Every room had a dead Kenzi in it.
She put her hands in front of her mouth, not hearing Jesse behind her.
She’d slept too long.
No one was even keeping watch over them.
No one was left.
She had to find Charm.
Her friend was in a bed near the end of the hallway, alone. Dead. Cassie put her hands over her mouth to hold back the sobs.
“Will you be quiet?” Jesse hissed. She looked at him, and his brow creased in empathy. “Cassie, she’s asleep.”
Cassie’s hands fell, and her chest heaved once, tears pouring down her cheeks.
“Don’t lie to me,” she said. He put his hands very carefully on her arms, turning her to face the room again. Charm’s chest rose and fell, and Cassie sobbed again, choking on it.
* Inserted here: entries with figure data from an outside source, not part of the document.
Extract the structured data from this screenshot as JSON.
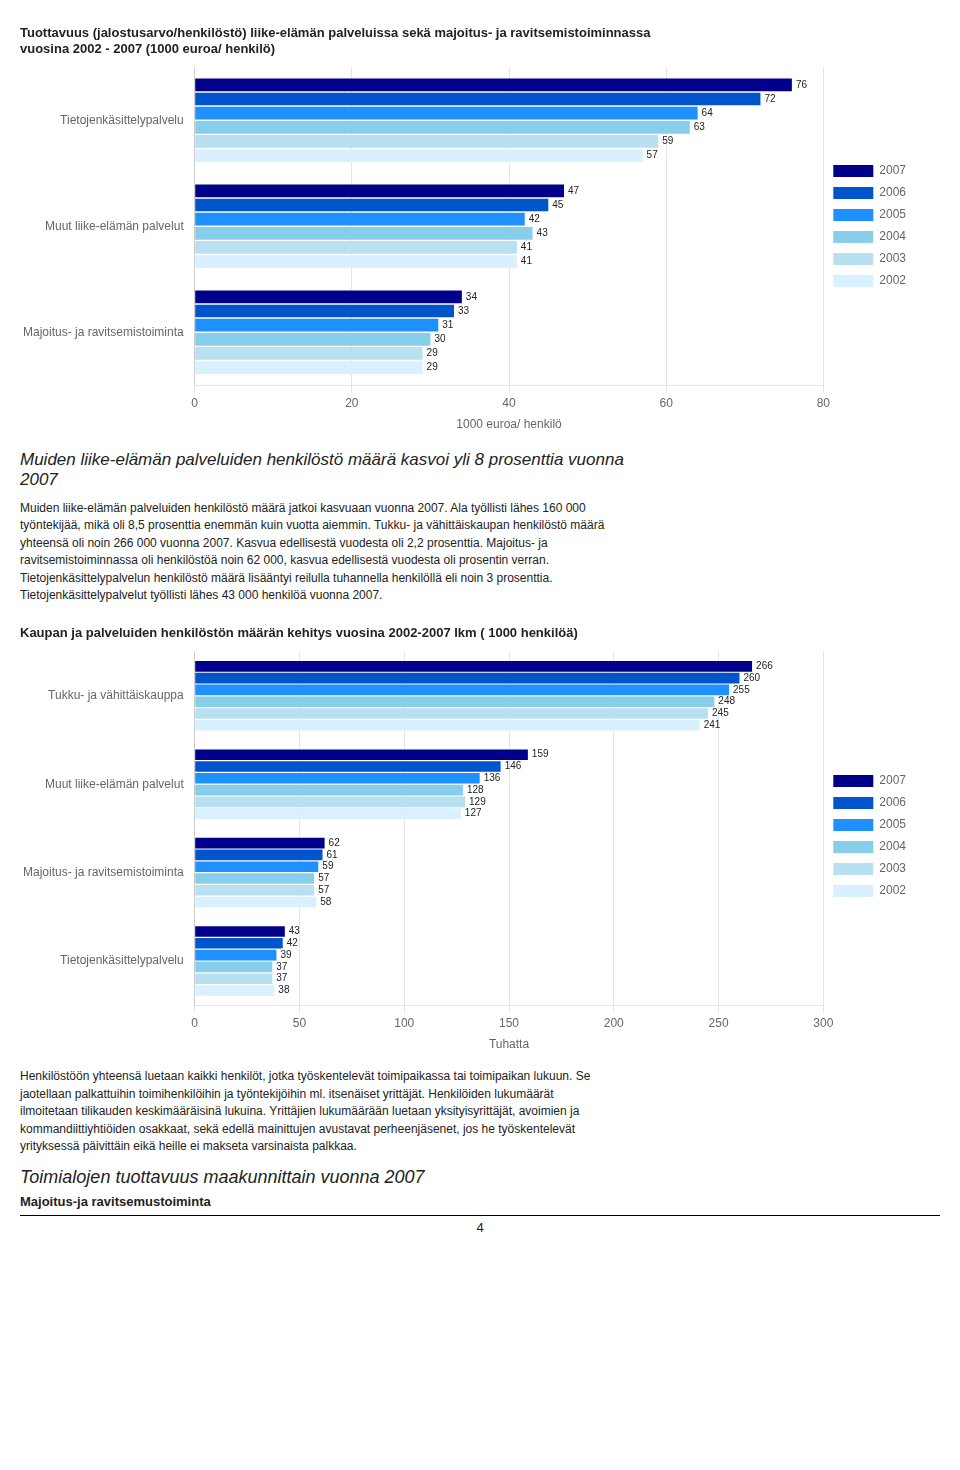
{
  "chart_data": [
    {
      "type": "bar",
      "orientation": "horizontal",
      "title": [
        "Tuottavuus (jalostusarvo/henkilöstö) liike-elämän palveluissa sekä majoitus- ja ravitsemistoiminnassa",
        "vuosina 2002 - 2007 (1000 euroa/ henkilö)"
      ],
      "xlabel": "1000 euroa/ henkilö",
      "categories": [
        "Tietojenkäsittelypalvelu",
        "Muut liike-elämän palvelut",
        "Majoitus- ja ravitsemistoiminta"
      ],
      "series": [
        {
          "name": "2007",
          "color": "#00008B",
          "values": [
            76,
            47,
            34
          ]
        },
        {
          "name": "2006",
          "color": "#0055CC",
          "values": [
            72,
            45,
            33
          ]
        },
        {
          "name": "2005",
          "color": "#1E90FF",
          "values": [
            64,
            42,
            31
          ]
        },
        {
          "name": "2004",
          "color": "#87CEEB",
          "values": [
            63,
            43,
            30
          ]
        },
        {
          "name": "2003",
          "color": "#B8E0F0",
          "values": [
            59,
            41,
            29
          ]
        },
        {
          "name": "2002",
          "color": "#D8F0FF",
          "values": [
            57,
            41,
            29
          ]
        }
      ],
      "xlim": [
        0,
        80
      ],
      "xticks": [
        0,
        20,
        40,
        60,
        80
      ],
      "grid": true,
      "legend": "right",
      "data_labels": true
    },
    {
      "type": "bar",
      "orientation": "horizontal",
      "title": "Kaupan ja palveluiden henkilöstön määrän kehitys vuosina 2002-2007 lkm ( 1000 henkilöä)",
      "xlabel": "Tuhatta",
      "categories": [
        "Tukku- ja vähittäiskauppa",
        "Muut liike-elämän palvelut",
        "Majoitus- ja ravitsemistoiminta",
        "Tietojenkäsittelypalvelu"
      ],
      "series": [
        {
          "name": "2007",
          "color": "#00008B",
          "values": [
            266,
            159,
            62,
            43
          ]
        },
        {
          "name": "2006",
          "color": "#0055CC",
          "values": [
            260,
            146,
            61,
            42
          ]
        },
        {
          "name": "2005",
          "color": "#1E90FF",
          "values": [
            255,
            136,
            59,
            39
          ]
        },
        {
          "name": "2004",
          "color": "#87CEEB",
          "values": [
            248,
            128,
            57,
            37
          ]
        },
        {
          "name": "2003",
          "color": "#B8E0F0",
          "values": [
            245,
            129,
            57,
            37
          ]
        },
        {
          "name": "2002",
          "color": "#D8F0FF",
          "values": [
            241,
            127,
            58,
            38
          ]
        }
      ],
      "xlim": [
        0,
        300
      ],
      "xticks": [
        0,
        50,
        100,
        150,
        200,
        250,
        300
      ],
      "grid": true,
      "legend": "right",
      "data_labels": true
    }
  ],
  "section_title": "Muiden liike-elämän palveluiden henkilöstö määrä kasvoi yli 8 prosenttia vuonna\n2007",
  "body_text": "Muiden liike-elämän palveluiden henkilöstö määrä jatkoi kasvuaan vuonna 2007. Ala työllisti lähes 160 000\ntyöntekijää, mikä oli 8,5 prosenttia enemmän kuin vuotta aiemmin. Tukku- ja vähittäiskaupan henkilöstö määrä\nyhteensä oli noin 266 000 vuonna 2007. Kasvua edellisestä vuodesta oli 2,2 prosenttia. Majoitus- ja\nravitsemistoiminnassa oli henkilöstöä noin 62 000, kasvua edellisestä vuodesta oli prosentin verran.\nTietojenkäsittelypalvelun henkilöstö määrä lisääntyi reilulla tuhannella henkilöllä eli noin 3 prosenttia.\nTietojenkäsittelypalvelut työllisti lähes 43 000 henkilöä vuonna 2007.",
  "footer_text": "Henkilöstöön yhteensä luetaan kaikki henkilöt, jotka työskentelevät toimipaikassa tai toimipaikan lukuun. Se\njaotellaan palkattuihin toimihenkilöihin ja työntekijöihin ml. itsenäiset yrittäjät. Henkilöiden lukumäärät\nilmoitetaan tilikauden keskimääräisinä lukuina. Yrittäjien lukumäärään luetaan yksityisyrittäjät, avoimien ja\nkommandiittiyhtiöiden osakkaat, sekä edellä mainittujen avustavat perheenjäsenet, jos he työskentelevät\nyrityksessä päivittäin eikä heille ei makseta varsinaista palkkaa.",
  "italic_title": "Toimialojen tuottavuus maakunnittain vuonna 2007",
  "bold_subtitle": "Majoitus-ja ravitsemustoiminta",
  "page_number": "4"
}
“You’re in worse shape than she is,” he whispered, “but I wish you wouldn’t wake her up, anyway.”
She turned to look up at him, shaking her head.
“What happened?”
“Copper,” he said. She wiped her face with the backs of her hands, ignori
ng the salt sting there.
“What?”
“They don’t have copper in their diets. Or in the environment at all, best I can tell. And while the copper doesn’t have any effect on them, it turns their bacteria into super-bugs that they can’t fight.”
“Where was it?”
“It’s everywhere, I think. Maybe it came in with the last lava flow, I’m not sure. But the water in the dormitory was really, really heavy with it. That’s why it made her so much worse so fast.”
“How did you fix it?”
He gave a soft chuckle, turning her to face Charm’s room again and putting his arms around her.
“I gave them more copper,” he said.
“What?”
“Boiled down the water until the copper started to precipitate, then had them drink it.”
“How did that help?”
“The bacteria thrived with a little copper, but most things can’t take too much of something like that. We’ll have to sort out copper poisoning, if their bodies decide they’re sensitive to that level of exposure, but that’s a problem for tomorrow.”
Charm stirred and saw Cassie. Jesse let her go, and Cassie went to hug her. Charm put out an arm.
“I’ll hurt you if you touch me,” she whispered. The spreading red patches on Jesse’s shirt made arguing seem unwise, so Cassie nodded, then put her shoulders back, wiping her face with the backs of her hands again. Charm took Cassie’s fingers very gently between her own fingertips and pulled them away, looking at the tears running down Cassie’s face.
“It is beautiful,” she said after a moment, reaching out to touch her face. “Do you cry for me?”
“You’re okay?” Cassie said.
“I’m okay,” Charm said, looking at Jesse, “thanks to your friend.”
“I’m so glad.”
“You should have left me,” Charm said. “I hurt you terribly.”
“I’ll be fine,” Cassie said. “He’s looking after me. And I wasn’t going to leave you like that.”
Charm put a fingertip to Cassie’s forehead, then touched her own forehead.
“You are a true friend, and the strongest person I’ve ever known.”
“Cassie,” Jesse said. “She still needs to rest, and so do you.”
Cassie took Charm’s hand in her own and squeezed it as gently as she could, then turned and nodded to Jesse, following him back down the hallway.